Идея воплощения, однако, открывает только одну сторону идеи Христа. Другую сторону ее образует идея обожения[829]. Она намечает конечный идеал всякого бытия. Осуществление ее дается в более тесном соединении с Богом, в более глубоком воплощении Христа, аналогичном Его явлению в человеческой плоти. Легко видеть, что обожение совершается параллельно воплощению (его усилению) и есть его следствие. Идея воплощения, таким образом, приводя к идее обожения, снова возвращается к себе, получая приращение в своей интенсивности (обожение есть особенно глубокое воплощение). Вместе с этим к верховной христологической идее целиком возводится идея обожения, имевшая значение столь могущественного руководственного принципа в богословии древних отцов и всецело определявшая их воззрения на цель и назначение человека, на сущность искупления и Лицо Искупителя и на эсхатологическое блаженство[830].
С таким же значением, как и идея воплощения, выступают и все производные от нее идеи, и в частности идея Церкви. Она, между прочим, обнимает собой все богатое содержание идеи человека и конкретно выражает в себе все учение о спасении человека и усвоении им дела искупления.

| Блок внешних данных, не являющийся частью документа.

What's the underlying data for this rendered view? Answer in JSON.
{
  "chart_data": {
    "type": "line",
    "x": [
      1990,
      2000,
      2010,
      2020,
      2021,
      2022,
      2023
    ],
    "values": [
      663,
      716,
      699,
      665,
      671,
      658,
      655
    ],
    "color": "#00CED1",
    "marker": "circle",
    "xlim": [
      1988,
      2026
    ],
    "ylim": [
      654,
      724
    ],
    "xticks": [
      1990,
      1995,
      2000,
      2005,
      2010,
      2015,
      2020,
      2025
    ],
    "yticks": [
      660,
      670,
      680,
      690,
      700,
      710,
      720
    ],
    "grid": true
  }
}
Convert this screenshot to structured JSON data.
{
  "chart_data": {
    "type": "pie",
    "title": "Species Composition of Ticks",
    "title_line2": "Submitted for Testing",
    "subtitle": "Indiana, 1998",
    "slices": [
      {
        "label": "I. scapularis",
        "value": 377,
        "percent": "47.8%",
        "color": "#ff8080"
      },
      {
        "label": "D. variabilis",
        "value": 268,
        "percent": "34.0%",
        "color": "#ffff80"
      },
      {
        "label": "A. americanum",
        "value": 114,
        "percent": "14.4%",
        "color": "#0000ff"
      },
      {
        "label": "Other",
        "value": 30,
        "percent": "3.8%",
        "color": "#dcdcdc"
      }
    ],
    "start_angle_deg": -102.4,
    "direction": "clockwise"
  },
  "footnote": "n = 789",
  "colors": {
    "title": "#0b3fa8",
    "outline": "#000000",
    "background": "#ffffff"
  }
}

Из краткого обзора основных идей в системе преп. Максима видна вся ее целостность. Каждая идея соответствует другой и каждая объемлет всю систему всецело, органически проникая ее во всех ее частях. Не говорим уже о том, что и во всех деталях системы также строго соблюдается симметричность построения, доходящая иногда до виртуозности. Катафатические определения Божества находятся в полном соответствии с учением о λόγοι, а также с трактацией о промысле и суде. Каждый момент в учении об искуплении согласован с учением о первородном грехе и о спасении; рассуждения о спасении — с учением о Церкви. Мистическое богопознание, откровение во Христе, Евхаристия, эсхатологическое блаженство — все это умело сопоставлено друг с другом. Наконец, вся аскетика образует строгую и точную параллель догматике: учение о страстях — антропологии, о вольных и невольных страстях — сотериологии, о естественном созерцании — онтологии, о»незабвенном ведении»и таинственном богословии — катафатическому и апофатическому богословию, и все вообще учение о подвижнической жизни поставлено в строгое соответствие с учением о Христе и с основными христологическими построениями. Словом, внутренняя стройность системы преп. Максима до очевидности ощутительна, и без преувеличения можно сказать, что она с честью может выйти из горнила самой строгой имманентной критики.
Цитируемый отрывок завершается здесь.